Making space for new mobility services? The curb as a critical boundary object

2019 
The curb is the critical site of interaction between people and vehicles, and between movement and place. Despite decades of debate about how to manage the allocation of space and time to different users, the curb remains a highly contested space which the state finds hard to govern effectively. New pressures on the curb are already apparent: recent changes to the mobility system have resulted in an intensification of use with growth in home delivery and servicing traffic and greater use by ridehailing services. Simultaneously there is a diversification of demands with requirements for bespoke access for new mobility services and innovations such as car and bike share and electric charge points. Looking ahead, a range of actors are developing visions of a shift from individual ownership of cars to shared but intensively used highly automated fleets. The balance of parking, pick up and drop off and movement could be radically different in future.
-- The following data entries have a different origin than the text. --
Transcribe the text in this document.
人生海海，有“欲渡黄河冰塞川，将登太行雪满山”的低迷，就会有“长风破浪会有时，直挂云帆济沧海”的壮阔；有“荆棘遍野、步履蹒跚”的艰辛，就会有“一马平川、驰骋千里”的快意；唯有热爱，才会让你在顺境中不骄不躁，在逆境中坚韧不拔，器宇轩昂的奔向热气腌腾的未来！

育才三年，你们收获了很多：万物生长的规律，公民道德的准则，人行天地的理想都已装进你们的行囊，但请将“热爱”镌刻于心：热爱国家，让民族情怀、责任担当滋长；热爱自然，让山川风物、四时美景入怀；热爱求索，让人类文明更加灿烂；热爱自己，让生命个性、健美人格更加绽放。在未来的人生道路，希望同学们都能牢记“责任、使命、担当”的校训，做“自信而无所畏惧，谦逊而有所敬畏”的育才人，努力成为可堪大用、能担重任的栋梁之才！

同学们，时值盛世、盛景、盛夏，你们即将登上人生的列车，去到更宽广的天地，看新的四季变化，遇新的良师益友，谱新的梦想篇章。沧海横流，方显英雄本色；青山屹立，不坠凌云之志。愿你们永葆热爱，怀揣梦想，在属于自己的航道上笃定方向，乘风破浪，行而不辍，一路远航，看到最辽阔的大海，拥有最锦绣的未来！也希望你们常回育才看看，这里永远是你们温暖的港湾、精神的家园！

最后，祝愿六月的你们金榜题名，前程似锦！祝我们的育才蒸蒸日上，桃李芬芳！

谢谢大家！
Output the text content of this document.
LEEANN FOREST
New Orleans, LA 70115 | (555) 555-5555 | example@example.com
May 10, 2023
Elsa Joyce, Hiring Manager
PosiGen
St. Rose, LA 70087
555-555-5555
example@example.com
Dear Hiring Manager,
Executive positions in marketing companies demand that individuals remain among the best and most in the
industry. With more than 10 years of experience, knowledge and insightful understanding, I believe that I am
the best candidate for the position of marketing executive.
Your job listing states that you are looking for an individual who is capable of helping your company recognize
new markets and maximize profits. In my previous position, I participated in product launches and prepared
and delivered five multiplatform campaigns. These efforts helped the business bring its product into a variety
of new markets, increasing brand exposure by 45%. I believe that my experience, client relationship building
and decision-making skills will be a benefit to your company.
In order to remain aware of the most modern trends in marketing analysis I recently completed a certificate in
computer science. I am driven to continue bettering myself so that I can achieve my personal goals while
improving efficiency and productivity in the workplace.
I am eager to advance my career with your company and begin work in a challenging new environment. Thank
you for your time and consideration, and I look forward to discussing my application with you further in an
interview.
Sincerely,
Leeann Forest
Drawing on literature on the literature on boundary objects, this paper explores the way in which different user groups seek to ensure their own interests are represented at the curb. Through examination of the changing nature of streets in-use, the paper reveals the on-going processes of reallocating and appropriation of curb space. The formal and informal codification of curb use stimulated by interests operating at national and international scales marginalises some user groups and works against place-based planning approaches. The paper makes the case for public policy to reassert itself in the curb debate to avoid a significant decline in conditions and to seek to balance commercial and social interests.